This thing may not actually be Jesus blood. Somebody might just have whispered that it was the blood of Jesus during communion, and someone kept it one day and it developed from there as Chinese whispers.
Some photos from Ghent. It was old, medieval, and a little
bit dirty. It was also quiet damp, and I got fairly wet. Riding back I just
stayed under a road bridge like a tramp for a long time. Nothing else really
comes to mind, except perhaps observations of a north/south European
divide - a French couple came into a
trappist beer cafe, spread themselves around on the seats and settling in for
the day, ordered the beer, and the beer came out without any accompaniment (as
one would expect), they made a great fuss between themselves, and called the
bartender over and asked if there was any bread – he looked at them blankly and
gave a stern “No.” They looked shocked.
The one above is called Turkish Street because back in the olden days, the Middle East was called Turkey, and there was some kind of connection between the Middle East and this street.
I remember it as
fairly easy day, but about 86 km. Almost all along quiet canal paths,
and some bike paths alongside roads. The route first goes southeast to the
border town of Menen. If I had remembered, I would have gone a few streets further
in Menen and crossed the frontiere into France, just for the novelty of crossing a border.
I highly recommend the place that I stayed in Ghent.
Actually, it was well outside of Ghent, but that’s fine. It was a cycle-friendly
hostel at a village called Laarne. Had a school camp vibe to it had many dorms,
and empty corridors. When I arrived there was no sign of activity, and it was all dark, and then I
saw that there was an envelope on the door, with my name on it. Inside were
keys to my room and a note saying 'sorry, I'm not here this week, so here are your keys', so I found my room, and then went exploring around the place and
found bar, which works on an honesty system. It was quite amazing to have an entire school camp all to myself. Later that evening I discovered that there were
actually other people staying there, they were part of a an amateur cycling
team from around Manchester, and were basing themselves there over summer (the connection
to the north of England being via the ferry to Newcastle from Zeebrugge). There’s
a supermarket about 5-10 mins ride from the hostel, quite convenient.
Before going to the hostel, I headed into Ghent to look
around and felt the place was rather dirty, dirtier than London.
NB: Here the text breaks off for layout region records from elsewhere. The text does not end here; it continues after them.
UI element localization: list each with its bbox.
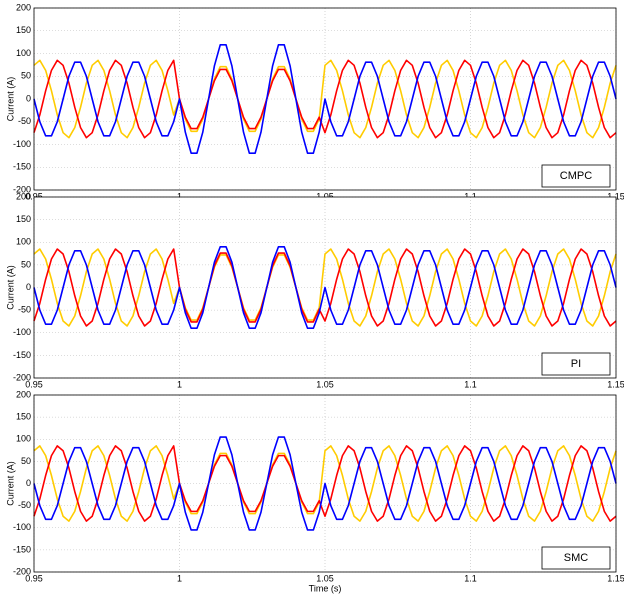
x-tick-label: 1.15 bbox=[607, 379, 624, 389]
y-tick-label: -150 bbox=[13, 162, 31, 172]
x-tick-label: 0.95 bbox=[25, 379, 43, 389]
current-line bbox=[33, 445, 617, 522]
y-tick-label: -50 bbox=[18, 305, 31, 315]
label-box bbox=[541, 546, 611, 570]
y-tick-label: 200 bbox=[16, 2, 31, 12]
y-tick-label: 150 bbox=[16, 412, 31, 422]
x-tick-label: 0.95 bbox=[25, 573, 43, 583]
current-line bbox=[33, 59, 617, 139]
y-tick-label: -150 bbox=[13, 350, 31, 360]
y-tick-label: 200 bbox=[16, 191, 31, 201]
x-tick-label: 1.1 bbox=[464, 191, 477, 201]
y-tick-label: -150 bbox=[13, 544, 31, 554]
y-tick-label: 0 bbox=[26, 478, 31, 488]
label-box bbox=[541, 164, 611, 188]
y-tick-label: -100 bbox=[13, 327, 31, 337]
x-tick-label: 1.15 bbox=[607, 573, 624, 583]
x-tick-label: 1.15 bbox=[607, 191, 624, 201]
plot-frame bbox=[33, 7, 617, 191]
method-label: PI bbox=[571, 358, 581, 370]
y-tick-label: 150 bbox=[16, 214, 31, 224]
current-line bbox=[33, 445, 617, 522]
current-line bbox=[33, 248, 617, 327]
method-label: SMC bbox=[564, 552, 589, 564]
y-axis-label: Current (A) bbox=[5, 77, 15, 122]
x-tick-label: 1.05 bbox=[316, 573, 334, 583]
y-tick-label: -100 bbox=[13, 522, 31, 532]
y-tick-label: 100 bbox=[16, 48, 31, 58]
y-tick-label: -200 bbox=[13, 566, 31, 576]
y-axis-label: Current (A) bbox=[5, 265, 15, 310]
current-line bbox=[33, 245, 617, 330]
x-tick-label: 1 bbox=[177, 573, 182, 583]
label-box bbox=[541, 352, 611, 376]
y-tick-label: 150 bbox=[16, 25, 31, 35]
current-line bbox=[33, 248, 617, 327]
x-axis-label: Time (s) bbox=[309, 583, 342, 593]
y-tick-label: 0 bbox=[26, 282, 31, 292]
x-tick-label: 0.95 bbox=[25, 191, 43, 201]
y-tick-label: -50 bbox=[18, 116, 31, 126]
x-tick-label: 1.1 bbox=[464, 379, 477, 389]
y-tick-label: 50 bbox=[21, 259, 31, 269]
y-tick-label: 50 bbox=[21, 456, 31, 466]
y-tick-label: -200 bbox=[13, 372, 31, 382]
y-tick-label: 100 bbox=[16, 434, 31, 444]
x-tick-label: 1.1 bbox=[464, 573, 477, 583]
x-tick-label: 1.05 bbox=[316, 191, 334, 201]
plot-frame bbox=[33, 394, 617, 573]
y-tick-label: 100 bbox=[16, 237, 31, 247]
x-tick-label: 1 bbox=[177, 379, 182, 389]
x-tick-label: 1.05 bbox=[316, 379, 334, 389]
method-label: CMPC bbox=[560, 170, 592, 182]
y-tick-label: 200 bbox=[16, 389, 31, 399]
y-tick-label: -200 bbox=[13, 184, 31, 194]
current-line bbox=[33, 59, 617, 139]
current-line bbox=[33, 44, 617, 154]
plot-frame bbox=[33, 196, 617, 379]
y-tick-label: -100 bbox=[13, 139, 31, 149]
x-tick-label: 1 bbox=[177, 191, 182, 201]
current-line bbox=[33, 436, 617, 531]
y-tick-label: 50 bbox=[21, 71, 31, 81]
y-axis-label: Current (A) bbox=[5, 461, 15, 506]
y-tick-label: -50 bbox=[18, 500, 31, 510]
y-tick-label: 0 bbox=[26, 93, 31, 103]
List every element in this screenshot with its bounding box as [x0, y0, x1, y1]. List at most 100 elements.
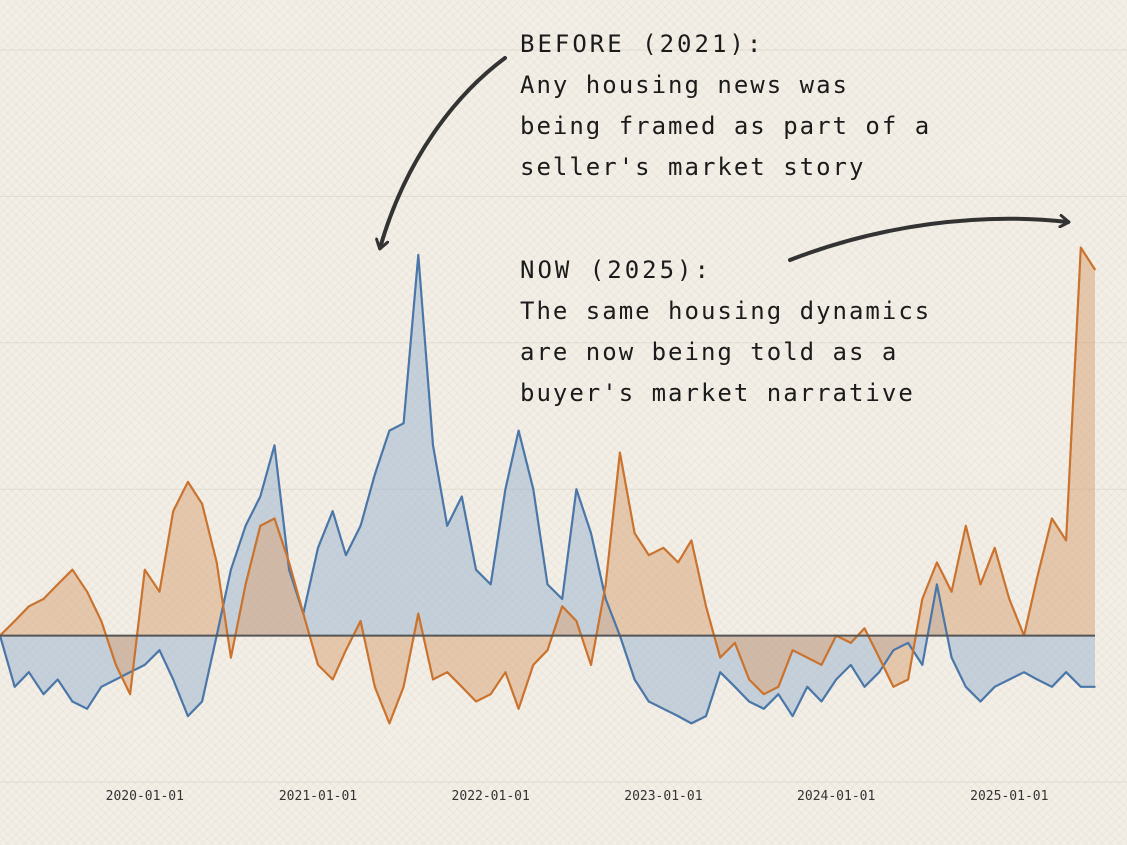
blue-series-point: [244, 525, 247, 527]
orange-series-point: [791, 649, 794, 651]
blue-series-point: [590, 532, 592, 534]
blue-series-point: [288, 568, 290, 571]
blue-series-point: [1051, 686, 1053, 688]
series-lines: [0, 246, 1096, 725]
orange-series-point: [575, 620, 578, 622]
orange-series-point: [517, 708, 520, 710]
orange-series-point: [215, 561, 218, 564]
orange-series-point: [187, 481, 189, 483]
blue-series-point: [273, 444, 276, 447]
blue-series-point: [158, 649, 161, 651]
blue-series-point: [662, 708, 665, 710]
blue-series-point: [345, 554, 347, 556]
orange-series-point: [273, 517, 276, 520]
orange-series-point: [201, 503, 203, 505]
blue-series-point: [575, 488, 578, 491]
orange-series-point: [1008, 598, 1011, 600]
orange-series-point: [907, 678, 909, 681]
now-annotation-line: are now being told as a: [520, 338, 899, 366]
blue-series-point: [388, 429, 391, 432]
now-annotation: NOW (2025): The same housing dynamics ar…: [520, 250, 931, 414]
before-annotation-arrow: [380, 56, 507, 248]
orange-series-point: [604, 583, 607, 586]
orange-series-point: [950, 590, 953, 593]
blue-series-point: [359, 525, 362, 527]
x-tick-label: 2021-01-01: [279, 789, 357, 804]
blue-series-point: [71, 700, 74, 703]
orange-series-point: [532, 664, 535, 666]
blue-series-point: [1023, 671, 1025, 673]
x-tick-label: 2023-01-01: [624, 789, 702, 804]
blue-series-point: [561, 598, 563, 600]
orange-series-point: [1036, 576, 1039, 578]
blue-series-point: [1080, 686, 1082, 688]
blue-series-point: [748, 700, 750, 703]
blue-series-point: [648, 700, 650, 703]
orange-series-point: [921, 598, 924, 600]
blue-series-point: [331, 510, 334, 512]
blue-series-point: [705, 715, 707, 717]
orange-series-point: [662, 547, 665, 549]
x-tick-label: 2020-01-01: [106, 789, 184, 804]
series-areas: [0, 247, 1095, 724]
blue-series-point: [763, 708, 765, 710]
orange-series-point: [489, 693, 492, 695]
orange-series-point: [259, 525, 262, 527]
blue-series-point: [446, 525, 449, 527]
orange-series-point: [230, 656, 232, 659]
orange-series-point: [302, 612, 305, 615]
orange-series-point: [345, 649, 347, 651]
orange-series-point: [719, 656, 721, 659]
blue-series-point: [259, 495, 262, 498]
orange-series-point: [648, 554, 650, 556]
before-annotation-line: being framed as part of a: [520, 112, 932, 140]
blue-series-point: [950, 656, 953, 659]
blue-series-point: [690, 722, 693, 725]
orange-series-point: [979, 583, 982, 586]
before-annotation: BEFORE (2021): Any housing news was bein…: [520, 24, 931, 188]
blue-series-point: [432, 444, 434, 447]
orange-series-point: [677, 561, 679, 564]
blue-series-point: [532, 488, 535, 491]
orange-series-point: [1065, 539, 1067, 542]
orange-series-point: [892, 686, 895, 688]
x-tick-label: 2025-01-01: [970, 789, 1048, 804]
orange-series-point: [863, 627, 866, 630]
orange-series-point: [432, 678, 434, 681]
orange-series-point: [850, 642, 852, 644]
orange-series-point: [56, 583, 59, 586]
blue-series-point: [144, 664, 146, 666]
blue-series-point: [1094, 686, 1096, 688]
orange-series-point: [129, 693, 131, 695]
blue-series-point: [1008, 678, 1011, 681]
orange-series-point: [158, 590, 161, 593]
blue-series-point: [417, 254, 420, 256]
blue-series-point: [936, 583, 938, 586]
now-annotation-line: buyer's market narrative: [520, 379, 915, 407]
now-annotation-heading: NOW (2025):: [520, 256, 712, 284]
blue-series-point: [374, 473, 376, 476]
blue-series-point: [201, 700, 203, 703]
blue-series-point: [993, 686, 996, 688]
blue-series-point: [1036, 678, 1039, 681]
blue-series-point: [402, 422, 405, 425]
before-annotation-line: Any housing news was: [520, 71, 849, 99]
orange-series-point: [965, 525, 967, 527]
x-tick-label: 2022-01-01: [452, 789, 530, 804]
blue-series-point: [86, 708, 88, 710]
orange-series-point: [374, 686, 376, 688]
blue-series-point: [517, 429, 520, 432]
orange-series-point: [546, 649, 549, 651]
blue-series-point: [129, 671, 131, 673]
orange-series-point: [748, 678, 750, 681]
orange-series-point: [936, 561, 938, 564]
orange-series-point: [115, 664, 117, 666]
orange-series-point: [100, 620, 103, 622]
blue-series-point: [172, 678, 174, 681]
orange-series-point: [417, 612, 420, 615]
now-annotation-line: The same housing dynamics: [520, 297, 932, 325]
blue-series-point: [28, 671, 30, 673]
blue-series-point: [546, 583, 549, 586]
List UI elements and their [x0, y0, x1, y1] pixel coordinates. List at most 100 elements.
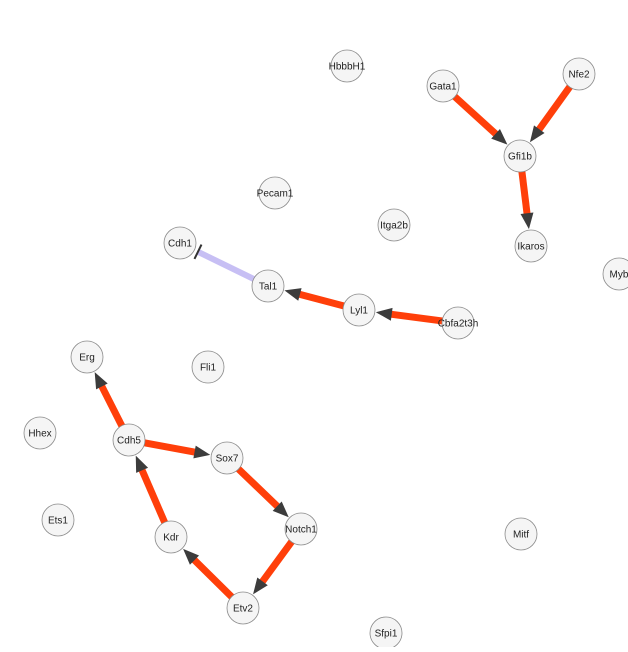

This was
particularly the case because I came in from the south, through the suburbs
that tourists don’t get to see. Parked my bike at the train station
Gent-Dampoort, used the coin lockers to store my bags there, and then went
sightseeing.
This is a picture of the grotemarkt in Menen (town square):
They have trams in Ghent, so if you're a Melbournian you know not to get your wheels stuck in the tram tracks.